Monday, December 11, 2006

Screengrab - Elysium



That is the opening shot from Gladiator.
Now, I like Gladiator. I like it very much, in fact. It is beautifully put together, for Ridley Scott is never happier than when hes creating vivid, fascinating worlds for his films, whether its a future L.A. in Blade Runner, the Tokyo Underworld in Black Rain or Jerusalem during the Crusades in Kingdom of Heaven. Gladiator builds its worlds with care and beauty and attention to detail - the three settings : Germania, Northern Africa and Imperial Rome, all have their own athmosphere and look, each captured evocatively by Scott's camera. Russell Crowe is possibly the only leading man in modern American cinema with the machismo, charisma and virility to truly convince in such a setting, with such a narrative weight upon his shoulders. Just consider the failures of the likes of Brad Pitt, Colin Farrell and Orlando Bloom in similar enterprises since. The supporting cast of mainly European actors all chew scenery admirably and the action scenes are as spectacular and visceral as the genre demands.

But the script is a little too by-the-numbers, a little too Focus-grouped for Gladiator to be utterly satisfying. Everything occurs just as we expect it to, in the expected order, because we have seen this type of film before, and that is the way such things will go. I had this opinion - pleased but ever so slightly underwhelmed - after my very first viewing of Gladiator, and its remained through several subsequent screenings. I had been anticipating it more than I do most blockbusters after seeing the screenshots and trailer, after all, because I loved old Sword & Sandal Epics like El Cid and Spartacus.
I saw it with a couple of friends - we all took the day off work, in fact, in recognition of how much we were looking forward to it. Saw it in a half-empty cinema, just the way we wanted.

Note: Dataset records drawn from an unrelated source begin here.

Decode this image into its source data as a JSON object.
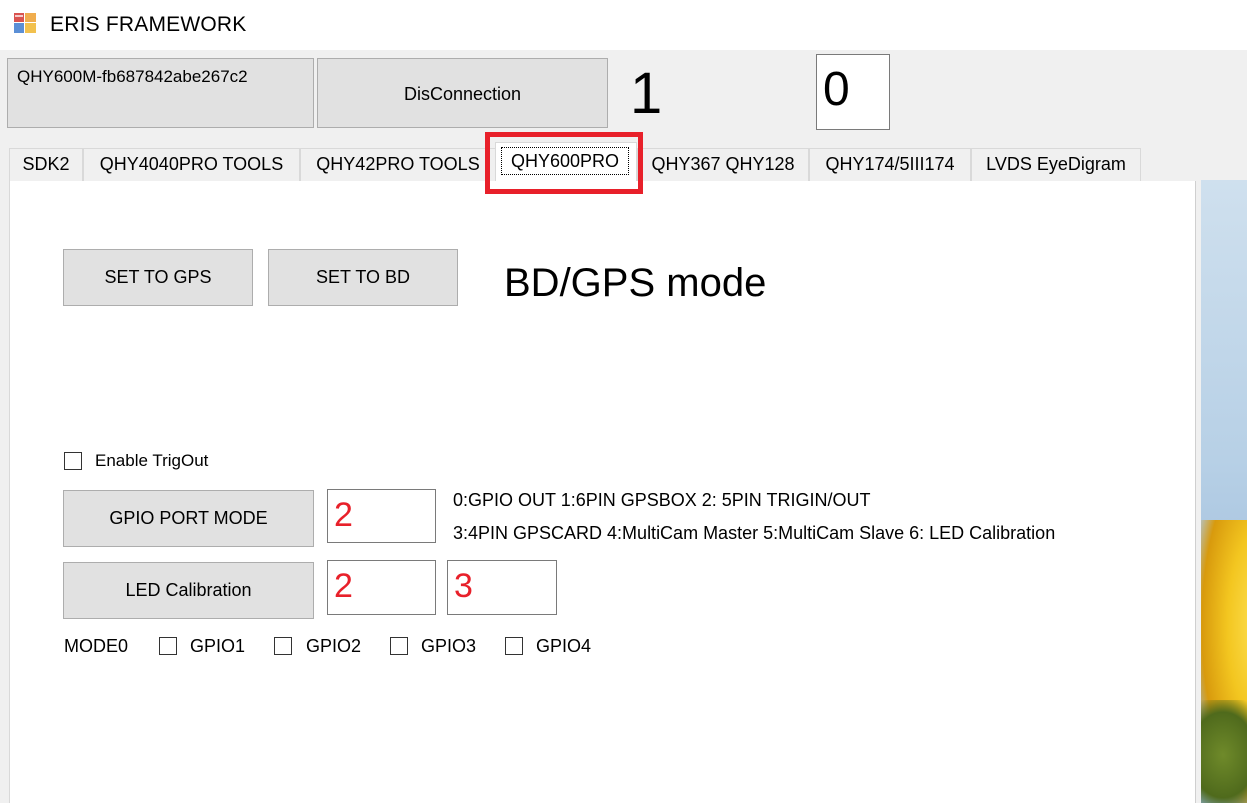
{
  "window": {
    "title": "ERIS FRAMEWORK",
    "icon": "windows-form-icon"
  },
  "header": {
    "device_label": "QHY600M-fb687842abe267c2",
    "disconnect_label": "DisConnection",
    "count_value": "1",
    "value_box": "0"
  },
  "tabs": [
    {
      "label": "SDK2"
    },
    {
      "label": "QHY4040PRO TOOLS"
    },
    {
      "label": "QHY42PRO TOOLS"
    },
    {
      "label": "QHY600PRO",
      "active": true
    },
    {
      "label": "QHY367 QHY128"
    },
    {
      "label": "QHY174/5III174"
    },
    {
      "label": "LVDS EyeDigram"
    }
  ],
  "gps": {
    "set_gps_label": "SET TO GPS",
    "set_bd_label": "SET TO BD",
    "mode_title": "BD/GPS mode"
  },
  "trigout": {
    "label": "Enable TrigOut",
    "checked": false
  },
  "gpio": {
    "mode_button_label": "GPIO PORT MODE",
    "mode_value": "2",
    "help_line1": "0:GPIO OUT  1:6PIN GPSBOX  2: 5PIN TRIGIN/OUT",
    "help_line2": "3:4PIN GPSCARD 4:MultiCam Master 5:MultiCam Slave 6: LED Calibration"
  },
  "led": {
    "button_label": "LED Calibration",
    "value1": "2",
    "value2": "3"
  },
  "mode0": {
    "label": "MODE0",
    "options": [
      {
        "label": "GPIO1",
        "checked": false
      },
      {
        "label": "GPIO2",
        "checked": false
      },
      {
        "label": "GPIO3",
        "checked": false
      },
      {
        "label": "GPIO4",
        "checked": false
      }
    ]
  },
  "colors": {
    "highlight": "#e8202a",
    "input_value": "#e8202a",
    "button_bg": "#e1e1e1",
    "window_bg": "#f0f0f0"
  }
}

For the first 20 seconds or so, I was thrilled by it, it was exactly the film I wanted it to be.
Thats more or less the time we stay with that hand brushing through those golden stalks of grain. In those 20 seconds, Gladiator promises to be another film entirely, a poetic, lyrical film. Obviously the trailers had shown bits of battles, legions, swords, tigers etc, and I was expecting and even awaiting them. But those 20 seconds made me wonder if this film could combine the thrill that such a huge spectacle delivered with the more intimate and cerebral pleasures which that opening shot suggested.

It could not. Soon after it begins, Gladiator turns into a Classical Saving Private Ryan, and never looks back at that opening shot, even when Scott revisits it later on. His later attempts at poetry and evoking Maximus' inner life are far more MTV than that single opening shot, which is a sort of daydream of home the General is enjoying prior to the imminent battle. Later dreams all have nightmarish edges, meaning Scott uses filters and visual effects. In fact, he comes closer to echoing the sensibility of that hand in the grain in Kingdom of Heaven, a film which suffers narratively because Scott seems intent on indulging himself aesthetically throughout. The film that had really delivered the combination of intelligent and sensual intimacy together with sheer spectacle I was seeking was in actual fact Terence Malick's The Thin Red Line, released two years before Gladiator. I love The Thin Red Line, and perhaps I wanted to recapture the euphoria that my first viewing of it had brought me with Gladiator, and just felt a little betrayed by Scott after that opening shot?

Not that it matters. I enjoy Gladiator - its something of a comfortable, guilty pleasure - and I love that shot, too. But I have to remind myself that a movie which took its lead from such a moment would never feature a protagonist whose catchphrase to his Men is "Strength & Honour." And, cheesy as it is, I like that about Maximus, and the film.